Summary Institutional Loan Data – ($ in millions)
Source: Credit Suisse Distribution
Leveraged loan funds reported $2.2 billion of inflow in August with the loan asset class reporting inflows in 33 of the last 34 weeks. Average weekly inflows stand at $680 million, year-to-date. Inflows total +$5.0 billion quarter-to-date following +$13.6 billion of inflows in 2Q and +$14.1 billion of inflows in 1Q. AUM for loan funds now stands at $103 billion versus $69 billion at year-end and $154 billion in Oct-18.
LTM returns have continued to decline given the average price in the index and the rally that we saw post March 2020. The August spike in demand has contributed to the positive monthly returns in August and thus far in September.
Inflows vs. Returns
Source: LCD, an offering of S&P Global Market Intelligence
Fundamentals – Loans
Lagging 12-Month Default Rates
*Shadow default rate includes potential defaults, including those companies that have engaged
bankruptcy advisors, performing loans with SD or D corporate rating and those paying default interest.

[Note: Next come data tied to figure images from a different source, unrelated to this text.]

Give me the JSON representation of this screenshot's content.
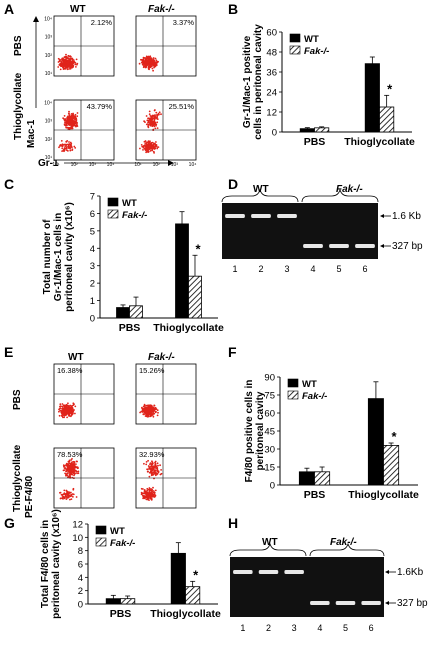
{
  "panel_letters": [
    "A",
    "B",
    "C",
    "D",
    "E",
    "F",
    "G",
    "H"
  ],
  "flow_A": {
    "col_headers": [
      "WT",
      "Fak-/-"
    ],
    "row_labels": [
      "PBS",
      "Thioglycollate"
    ],
    "y_axis": "Mac-1",
    "x_axis": "Gr-1",
    "percents": [
      "2.12%",
      "3.37%",
      "43.79%",
      "25.51%"
    ],
    "ticks": [
      "10¹",
      "10²",
      "10³",
      "10⁴"
    ]
  },
  "flow_E": {
    "col_headers": [
      "WT",
      "Fak-/-"
    ],
    "row_labels": [
      "PBS",
      "Thioglycollate"
    ],
    "y_axis": "PE-F4/80",
    "percents": [
      "16.38%",
      "15.26%",
      "78.53%",
      "32.93%"
    ]
  },
  "gel_D": {
    "group_labels": [
      "WT",
      "Fak-/-"
    ],
    "lanes": [
      "1",
      "2",
      "3",
      "4",
      "5",
      "6"
    ],
    "bands": [
      "1.6 Kb",
      "327 bp"
    ]
  },
  "gel_H": {
    "group_labels": [
      "WT",
      "Fak-/-"
    ],
    "lanes": [
      "1",
      "2",
      "3",
      "4",
      "5",
      "6"
    ],
    "bands": [
      "1.6Kb",
      "327 bp"
    ]
  },
  "colors": {
    "wt": "#000000",
    "ko_hatch": "#000000",
    "gel_bg": "#111111",
    "band": "#e8e8e8",
    "dots": "#e0241b"
  },
  "chart_data": [
    {
      "id": "B",
      "type": "bar",
      "categories": [
        "PBS",
        "Thioglycollate"
      ],
      "series": [
        {
          "name": "WT",
          "values": [
            2,
            41
          ],
          "errors": [
            0.6,
            4
          ]
        },
        {
          "name": "Fak-/-",
          "values": [
            2.5,
            15
          ],
          "errors": [
            0.6,
            7
          ]
        }
      ],
      "ylabel": "Gr-1/Mac-1 positive\ncells in peritoneal cavity",
      "ylim": [
        0,
        60
      ],
      "yticks": [
        "0",
        "12",
        "24",
        "36",
        "48",
        "60"
      ],
      "annotations": [
        "*"
      ],
      "legend": "top-left"
    },
    {
      "id": "C",
      "type": "bar",
      "categories": [
        "PBS",
        "Thioglycollate"
      ],
      "series": [
        {
          "name": "WT",
          "values": [
            0.6,
            5.4
          ],
          "errors": [
            0.15,
            0.7
          ]
        },
        {
          "name": "Fak-/-",
          "values": [
            0.7,
            2.4
          ],
          "errors": [
            0.5,
            1.2
          ]
        }
      ],
      "ylabel": "Total number of\nGr-1/Mac-1 cells in\nperitoneal cavity (x10⁶)",
      "ylim": [
        0,
        7
      ],
      "yticks": [
        "0",
        "1",
        "2",
        "3",
        "4",
        "5",
        "6",
        "7"
      ],
      "annotations": [
        "*"
      ],
      "legend": "top-left"
    },
    {
      "id": "F",
      "type": "bar",
      "categories": [
        "PBS",
        "Thioglycollate"
      ],
      "series": [
        {
          "name": "WT",
          "values": [
            11,
            72
          ],
          "errors": [
            3,
            14
          ]
        },
        {
          "name": "Fak-/-",
          "values": [
            11,
            33
          ],
          "errors": [
            4,
            2
          ]
        }
      ],
      "ylabel": "F4/80 positive cells in\nperitoneal cavity",
      "ylim": [
        0,
        90
      ],
      "yticks": [
        "0",
        "15",
        "30",
        "45",
        "60",
        "75",
        "90"
      ],
      "annotations": [
        "*"
      ],
      "legend": "top-left"
    },
    {
      "id": "G",
      "type": "bar",
      "categories": [
        "PBS",
        "Thioglycollate"
      ],
      "series": [
        {
          "name": "WT",
          "values": [
            0.8,
            7.6
          ],
          "errors": [
            0.5,
            1.6
          ]
        },
        {
          "name": "Fak-/-",
          "values": [
            0.8,
            2.6
          ],
          "errors": [
            0.4,
            0.8
          ]
        }
      ],
      "ylabel": "Total F4/80 cells in\nperitoneal cavity (x10⁶)",
      "ylim": [
        0,
        12
      ],
      "yticks": [
        "0",
        "2",
        "4",
        "6",
        "8",
        "10",
        "12"
      ],
      "annotations": [
        "*"
      ],
      "legend": "top-left"
    }
  ]
}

Source: LCD, an offering of S&P Global Market Intelligence
In August, the borrower Glass Mountain became the first creditor to default in the S&P LLI since February. There were no defaults in the previous five months, leaving the 12-month default tally for the S&P/LSTA at only 11. Retail/Restaurants (two defaults) and Oil & Gas (two defaults) led all industries during the period.

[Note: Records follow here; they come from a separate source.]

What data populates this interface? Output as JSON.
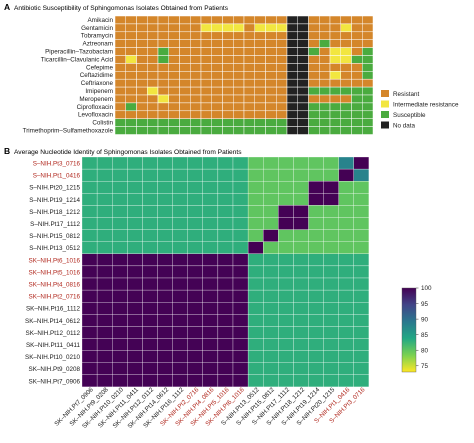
{
  "panel_a": {
    "letter": "A",
    "title": "Antibiotic Susceptibility of Sphingomonas Isolates Obtained from Patients"
  },
  "panel_b": {
    "letter": "B",
    "title": "Average Nucleotide Identity of Sphingomonas Isolates Obtained from Patients"
  },
  "colors": {
    "resistant": "#d4862a",
    "intermediate": "#f2e640",
    "susceptible": "#4aab3f",
    "no_data": "#222222",
    "gridline": "#ffffff",
    "red_label": "#b0261c",
    "black_label": "#1a1a1a"
  },
  "chart_data": [
    {
      "type": "heatmap",
      "title": "Antibiotic Susceptibility of Sphingomonas Isolates Obtained from Patients",
      "rows": [
        "Amikacin",
        "Gentamicin",
        "Tobramycin",
        "Aztreonam",
        "Piperacillin–Tazobactam",
        "Ticarcillin–Clavulanic Acid",
        "Cefepime",
        "Ceftazidime",
        "Ceftriaxone",
        "Imipenem",
        "Meropenem",
        "Ciprofloxacin",
        "Levofloxacin",
        "Colistin",
        "Trimethoprim–Sulfamethoxazole"
      ],
      "columns": 24,
      "codes": {
        "R": "Resistant",
        "I": "Intermediate resistance",
        "S": "Susceptible",
        "N": "No data"
      },
      "matrix": [
        "RRRRRRRRRRRRRRRRNNRRRRRR",
        "RRRRRRRRIIIIRIIINNRRRIRR",
        "RRRRRRRRRRRRRRRRNNRRRRRR",
        "RRRRRRRRRRRRRRRRNNRSRRRR",
        "RRRRSRRRRRRRRRRRNNSRIIRS",
        "RIRRSRRRRRRRRRRRNNRRIISS",
        "RRRRRRRRRRRRRRRRNNRRRRRS",
        "RRRRRRRRRRRRRRRRNNRRIRRS",
        "RRRRRRRRRRRRRRRRNNRRRRRR",
        "RRRIRRRRRRRRRRRRNNSSSSSS",
        "RRRRIRRRRRRRRRRRNNRRRRSS",
        "RSRRRRRRRRRRRRRRNNSSSSSS",
        "RRRRRRRRRRRRRRRRNNSSSSSS",
        "SSSSSSSSSSSSSSSSNNSSSSSS",
        "SSSSSSSSSSSSSSSSNNSSSSSS"
      ],
      "legend": [
        {
          "code": "R",
          "label": "Resistant"
        },
        {
          "code": "I",
          "label": "Intermediate resistance"
        },
        {
          "code": "S",
          "label": "Susceptible"
        },
        {
          "code": "N",
          "label": "No data"
        }
      ],
      "legend_placement": "right"
    },
    {
      "type": "heatmap",
      "title": "Average Nucleotide Identity of Sphingomonas Isolates Obtained from Patients",
      "row_labels": [
        {
          "text": "S–NIH.Pt3_0716",
          "red": true
        },
        {
          "text": "S–NIH.Pt1_0416",
          "red": true
        },
        {
          "text": "S–NIH.Pt20_1215",
          "red": false
        },
        {
          "text": "S–NIH.Pt19_1214",
          "red": false
        },
        {
          "text": "S–NIH.Pt18_1212",
          "red": false
        },
        {
          "text": "S–NIH.Pt17_1112",
          "red": false
        },
        {
          "text": "S–NIH.Pt15_0812",
          "red": false
        },
        {
          "text": "S–NIH.Pt13_0512",
          "red": false
        },
        {
          "text": "SK–NIH.Pt6_1016",
          "red": true
        },
        {
          "text": "SK–NIH.Pt5_1016",
          "red": true
        },
        {
          "text": "SK–NIH.Pt4_0816",
          "red": true
        },
        {
          "text": "SK–NIH.Pt2_0716",
          "red": true
        },
        {
          "text": "SK–NIH.Pt16_1112",
          "red": false
        },
        {
          "text": "SK–NIH.Pt14_0612",
          "red": false
        },
        {
          "text": "SK–NIH.Pt12_0112",
          "red": false
        },
        {
          "text": "SK–NIH.Pt11_0411",
          "red": false
        },
        {
          "text": "SK–NIH.Pt10_0210",
          "red": false
        },
        {
          "text": "SK–NIH.Pt9_0208",
          "red": false
        },
        {
          "text": "SK–NIH.Pt7_0906",
          "red": false
        }
      ],
      "column_labels": [
        {
          "text": "SK–NIH.Pt7_0906",
          "red": false
        },
        {
          "text": "SK–NIH.Pt9_0208",
          "red": false
        },
        {
          "text": "SK–NIH.Pt10_0210",
          "red": false
        },
        {
          "text": "SK–NIH.Pt11_0411",
          "red": false
        },
        {
          "text": "SK–NIH.Pt12_0112",
          "red": false
        },
        {
          "text": "SK–NIH.Pt14_0612",
          "red": false
        },
        {
          "text": "SK–NIH.Pt16_1112",
          "red": false
        },
        {
          "text": "SK–NIH.Pt2_0716",
          "red": true
        },
        {
          "text": "SK–NIH.Pt4_0816",
          "red": true
        },
        {
          "text": "SK–NIH.Pt5_1016",
          "red": true
        },
        {
          "text": "SK–NIH.Pt6_1016",
          "red": true
        },
        {
          "text": "S–NIH.Pt13_0512",
          "red": false
        },
        {
          "text": "S–NIH.Pt15_0812",
          "red": false
        },
        {
          "text": "S–NIH.Pt17_1112",
          "red": false
        },
        {
          "text": "S–NIH.Pt18_1212",
          "red": false
        },
        {
          "text": "S–NIH.Pt19_1214",
          "red": false
        },
        {
          "text": "S–NIH.Pt20_1215",
          "red": false
        },
        {
          "text": "S–NIH.Pt1_0416",
          "red": true
        },
        {
          "text": "S–NIH.Pt3_0716",
          "red": true
        }
      ],
      "group_ani": {
        "SK_vs_SK": 99.9,
        "S_vs_SK": 83,
        "S_vs_S": 80,
        "S_self": 100,
        "S_pt20_vs_pt19": 99.9,
        "S_pt17_vs_pt18": 99.9,
        "S_pt1_vs_pt3": 88
      },
      "colorbar": {
        "min": 73,
        "max": 100,
        "ticks": [
          75,
          80,
          85,
          90,
          95,
          100
        ],
        "colormap": "viridis",
        "placement": "right"
      }
    }
  ]
}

The default rate of the S&P/LSTA, by issuer count, dropped from 0.88% to 0.79% while the default rate based on par outstanding declined from 0.58% to 0.47%.
Fundamentals – CLOs
CLO fundamentals were mostly positive with WARF levels down over 20 points during the month and the percentage of defaulted assets remaining at zero. Annual default volume is amounting to one of the lowest levels we have seen post crisis with the YTD loan default rate at only 1.07%, according to JP Morgan. CCC/Caa exposure improved over the month with the percentage of CCC assets down 0.2% to 5.5% and % Caa assets down 0.3% to 4.7%. With the reduction in CCC/Caa assets, Jr. OC cushions increased another 10bps. Value metrics improved with loan prices up in August, boosting equity NAVs by 1 point to $60 and the percentage of loans trading over par to 13% vs 11% the month prior.
Valuation
Since 1992, the average 3-year DM for the CS LLI is 466bps. If the global financial crisis (2008 & 2009) is excluded, the 3-year discount margin for the CS LLI is 427bps. The 3-year DM finished the month at 447bps, which was 6bps tighter than the prior month.
The DM spread differential between Double Bs and Single Bs is 38bps tighter from September 2020 to August 2021 and 51bps tighter than the historical differential since inception.

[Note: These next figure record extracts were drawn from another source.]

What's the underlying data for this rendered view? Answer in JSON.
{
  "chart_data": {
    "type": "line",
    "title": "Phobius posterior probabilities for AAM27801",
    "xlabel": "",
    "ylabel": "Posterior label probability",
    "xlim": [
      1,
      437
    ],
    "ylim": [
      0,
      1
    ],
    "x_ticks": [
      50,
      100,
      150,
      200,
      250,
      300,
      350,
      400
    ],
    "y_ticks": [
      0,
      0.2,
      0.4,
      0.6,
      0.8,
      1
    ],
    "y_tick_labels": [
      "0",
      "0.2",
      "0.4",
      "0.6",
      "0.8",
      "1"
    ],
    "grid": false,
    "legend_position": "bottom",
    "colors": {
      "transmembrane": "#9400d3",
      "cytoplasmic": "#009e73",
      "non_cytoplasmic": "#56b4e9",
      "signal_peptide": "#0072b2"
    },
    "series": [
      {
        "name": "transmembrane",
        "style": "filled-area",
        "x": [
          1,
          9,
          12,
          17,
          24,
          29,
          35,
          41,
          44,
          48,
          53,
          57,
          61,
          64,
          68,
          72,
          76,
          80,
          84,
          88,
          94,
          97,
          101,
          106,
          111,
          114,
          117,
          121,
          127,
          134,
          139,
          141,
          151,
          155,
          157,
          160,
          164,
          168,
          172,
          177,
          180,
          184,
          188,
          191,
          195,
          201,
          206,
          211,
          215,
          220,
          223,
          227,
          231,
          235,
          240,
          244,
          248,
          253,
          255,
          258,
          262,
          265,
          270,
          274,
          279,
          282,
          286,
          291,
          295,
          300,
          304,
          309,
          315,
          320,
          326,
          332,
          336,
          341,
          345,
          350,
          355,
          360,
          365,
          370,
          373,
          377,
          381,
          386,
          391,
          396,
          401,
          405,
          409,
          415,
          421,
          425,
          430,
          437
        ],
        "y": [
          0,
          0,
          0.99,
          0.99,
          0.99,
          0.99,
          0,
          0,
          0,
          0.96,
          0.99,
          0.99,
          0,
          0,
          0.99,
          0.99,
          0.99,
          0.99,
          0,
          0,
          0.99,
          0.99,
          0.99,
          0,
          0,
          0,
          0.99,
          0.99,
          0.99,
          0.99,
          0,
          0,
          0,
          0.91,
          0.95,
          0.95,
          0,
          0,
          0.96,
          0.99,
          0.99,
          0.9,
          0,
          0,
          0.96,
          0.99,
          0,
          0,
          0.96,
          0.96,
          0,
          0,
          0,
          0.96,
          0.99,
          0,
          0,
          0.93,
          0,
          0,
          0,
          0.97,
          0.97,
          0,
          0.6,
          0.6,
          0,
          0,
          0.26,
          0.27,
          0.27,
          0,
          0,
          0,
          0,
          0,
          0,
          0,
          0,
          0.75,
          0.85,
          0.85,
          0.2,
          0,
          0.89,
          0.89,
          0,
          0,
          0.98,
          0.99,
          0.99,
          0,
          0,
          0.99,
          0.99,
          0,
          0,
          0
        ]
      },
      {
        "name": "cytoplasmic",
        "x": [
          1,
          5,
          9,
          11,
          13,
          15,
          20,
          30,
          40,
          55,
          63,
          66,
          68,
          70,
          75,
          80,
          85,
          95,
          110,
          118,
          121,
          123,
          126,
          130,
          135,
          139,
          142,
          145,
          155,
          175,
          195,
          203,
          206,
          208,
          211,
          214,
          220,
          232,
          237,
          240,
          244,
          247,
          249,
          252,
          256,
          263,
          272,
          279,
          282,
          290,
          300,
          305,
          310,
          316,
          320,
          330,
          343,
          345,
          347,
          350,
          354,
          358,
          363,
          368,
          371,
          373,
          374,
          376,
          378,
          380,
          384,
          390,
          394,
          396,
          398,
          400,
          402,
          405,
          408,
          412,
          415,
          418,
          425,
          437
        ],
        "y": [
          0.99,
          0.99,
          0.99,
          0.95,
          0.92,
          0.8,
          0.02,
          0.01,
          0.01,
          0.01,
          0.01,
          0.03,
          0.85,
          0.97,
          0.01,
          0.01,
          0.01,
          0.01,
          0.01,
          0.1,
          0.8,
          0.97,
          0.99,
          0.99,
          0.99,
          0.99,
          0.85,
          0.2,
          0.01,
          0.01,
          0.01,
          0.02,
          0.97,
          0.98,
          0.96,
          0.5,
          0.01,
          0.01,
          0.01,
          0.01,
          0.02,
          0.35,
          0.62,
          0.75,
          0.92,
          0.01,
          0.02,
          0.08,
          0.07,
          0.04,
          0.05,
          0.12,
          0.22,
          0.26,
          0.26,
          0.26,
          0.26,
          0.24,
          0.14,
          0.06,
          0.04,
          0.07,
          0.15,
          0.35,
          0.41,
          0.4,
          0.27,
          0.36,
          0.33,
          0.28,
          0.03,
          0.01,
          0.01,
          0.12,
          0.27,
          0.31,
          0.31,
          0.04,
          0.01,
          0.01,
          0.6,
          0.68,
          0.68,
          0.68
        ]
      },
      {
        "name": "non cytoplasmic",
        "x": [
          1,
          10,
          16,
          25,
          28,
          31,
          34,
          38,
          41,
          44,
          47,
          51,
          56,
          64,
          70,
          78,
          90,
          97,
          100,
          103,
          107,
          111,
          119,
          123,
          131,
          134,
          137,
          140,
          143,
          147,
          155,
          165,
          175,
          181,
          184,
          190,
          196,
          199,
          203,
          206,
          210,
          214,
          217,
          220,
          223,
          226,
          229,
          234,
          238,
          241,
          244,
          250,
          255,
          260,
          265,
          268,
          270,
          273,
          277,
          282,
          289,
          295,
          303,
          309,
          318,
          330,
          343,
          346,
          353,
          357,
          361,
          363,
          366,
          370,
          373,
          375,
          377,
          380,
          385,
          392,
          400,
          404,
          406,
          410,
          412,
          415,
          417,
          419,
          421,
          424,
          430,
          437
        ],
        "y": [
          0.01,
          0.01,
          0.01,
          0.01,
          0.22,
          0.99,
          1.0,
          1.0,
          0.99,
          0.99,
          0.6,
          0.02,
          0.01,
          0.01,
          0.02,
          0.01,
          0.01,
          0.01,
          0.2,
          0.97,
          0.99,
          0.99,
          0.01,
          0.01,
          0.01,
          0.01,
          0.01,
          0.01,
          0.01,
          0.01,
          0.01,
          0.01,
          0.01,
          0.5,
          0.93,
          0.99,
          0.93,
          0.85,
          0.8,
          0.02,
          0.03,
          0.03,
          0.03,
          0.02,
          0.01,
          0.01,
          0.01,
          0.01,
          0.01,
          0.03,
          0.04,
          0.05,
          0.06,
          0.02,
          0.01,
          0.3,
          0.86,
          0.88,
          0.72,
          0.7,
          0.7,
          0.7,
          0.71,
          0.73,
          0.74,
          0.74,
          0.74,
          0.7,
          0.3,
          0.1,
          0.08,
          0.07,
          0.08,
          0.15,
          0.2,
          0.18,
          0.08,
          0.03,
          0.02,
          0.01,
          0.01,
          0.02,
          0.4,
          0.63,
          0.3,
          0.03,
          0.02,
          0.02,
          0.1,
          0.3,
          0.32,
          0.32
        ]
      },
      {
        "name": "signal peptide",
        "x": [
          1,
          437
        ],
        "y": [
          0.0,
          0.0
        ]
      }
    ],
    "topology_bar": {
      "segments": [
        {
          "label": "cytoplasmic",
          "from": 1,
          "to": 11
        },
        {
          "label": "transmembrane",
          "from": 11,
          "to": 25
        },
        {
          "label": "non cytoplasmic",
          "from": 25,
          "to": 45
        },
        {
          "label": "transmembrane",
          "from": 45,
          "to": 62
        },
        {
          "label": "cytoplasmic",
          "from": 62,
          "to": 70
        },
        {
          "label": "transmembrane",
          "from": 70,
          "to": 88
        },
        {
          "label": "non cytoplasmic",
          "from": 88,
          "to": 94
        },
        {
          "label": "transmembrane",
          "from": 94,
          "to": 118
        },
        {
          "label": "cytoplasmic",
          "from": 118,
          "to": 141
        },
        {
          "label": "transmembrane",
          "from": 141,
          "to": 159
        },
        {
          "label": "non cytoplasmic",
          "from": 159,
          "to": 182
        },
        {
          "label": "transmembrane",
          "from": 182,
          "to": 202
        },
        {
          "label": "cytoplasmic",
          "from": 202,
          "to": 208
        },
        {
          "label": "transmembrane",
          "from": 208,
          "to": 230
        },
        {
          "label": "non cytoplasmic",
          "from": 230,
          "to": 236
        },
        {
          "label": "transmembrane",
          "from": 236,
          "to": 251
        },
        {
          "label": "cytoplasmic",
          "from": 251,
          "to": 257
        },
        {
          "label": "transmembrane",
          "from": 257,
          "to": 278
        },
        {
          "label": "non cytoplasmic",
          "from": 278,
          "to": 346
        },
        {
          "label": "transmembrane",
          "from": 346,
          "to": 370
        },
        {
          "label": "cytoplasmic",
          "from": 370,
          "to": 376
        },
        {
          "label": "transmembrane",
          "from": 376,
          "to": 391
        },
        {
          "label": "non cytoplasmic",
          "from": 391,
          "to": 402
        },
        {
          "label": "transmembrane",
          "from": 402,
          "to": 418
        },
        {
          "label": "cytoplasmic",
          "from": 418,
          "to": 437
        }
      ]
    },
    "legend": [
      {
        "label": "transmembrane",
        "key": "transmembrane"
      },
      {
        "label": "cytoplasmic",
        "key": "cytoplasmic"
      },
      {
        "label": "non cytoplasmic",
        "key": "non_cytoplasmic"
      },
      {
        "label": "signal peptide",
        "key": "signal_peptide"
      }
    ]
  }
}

3-Year Discount Margin Differential Between BBs and Single Bs
Source: Credit Suisse Leveraged Loan Index
CS LLI Snapshot
Source: Credit Suisse Leveraged Loan Index
Summary and Looking Forward
The story of August was the investment banks putting the brakes on syndications for the back half of the month and beginning of September while the syndication of CLOs provided the most robust monthly total ever. The average price in the JPM Index is now only $0.08 below the YTD high in mid-June ($98.65) and has nearly 20% of the Index trading above par.
With September, we are seeing primary launches in full swing. CS highlighted the expectations for the month below.
September Likely to See Busy Calendar
Source: Credit Suisse, LCD
Given the nature of loan syndications, which are typically 10-14 days before allocations, we would expect to see prices continue to grind higher until managers can reduce current cash positions.